MUMBAI: UK pubcaster the BBC has announced that five children from the UK will be travelling across the world to find out how the everyday items they take for granted are made, in a new CBBC documentary series - Show Me What You‘re Made Of.
The programme, which is presented by Stacey Dooley and is due to air this year, follows the kids as they travel to Indonesia and the Philippines to work in the factories that make gadgets, toys and clothes.
Through five episodes, the kids report to genuine bosses, sleep in the homes of real workers and see the reality of life for the people who actually make their favourite things.
The children stuff soft toys in an Indonesia factory, join a vast clothing production line, try their hand at intricate jewellery making, and experience the extraordinarily controlled working conditions of a high-tech electronics factory, which makes tiny components for some of the electrical goods that British kids enjoy.
After their working day is finished the kids return home and stay with the workers, and find the poverty outside the factory gates is a real shock. But will their experience make them think twice about the things they take for granted?

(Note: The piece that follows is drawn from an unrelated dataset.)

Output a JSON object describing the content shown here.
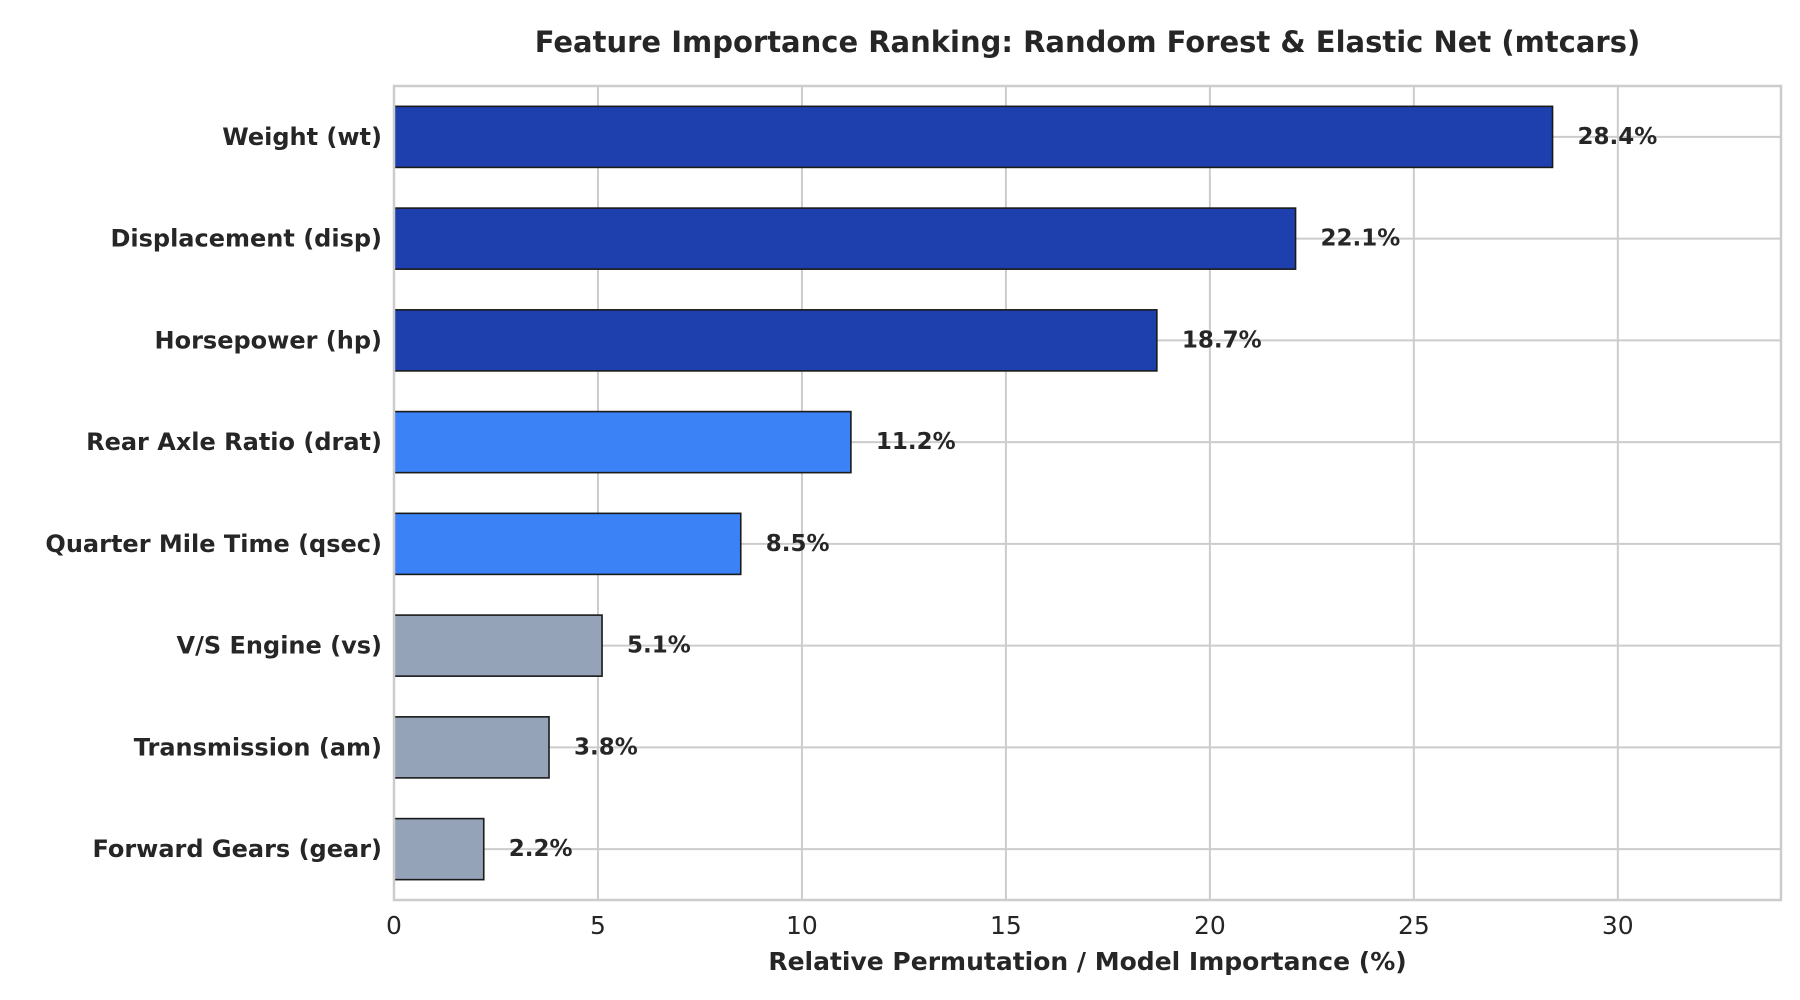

CBBC executive producer Melissa Hardinge said, "In the run-up to Christmas, children are often most concerned about ensuring that the latest must-have items are on their wish-list, but this programme illustrates what other people go through to make the things that they take for granted.
"At CBBC one of our goals is to challenge children‘s perceptions of the world around them and make them think differently about the things they see. This programme certainly fits this bill and the children involved in the show have had a once in a life-time experience that they will never forget."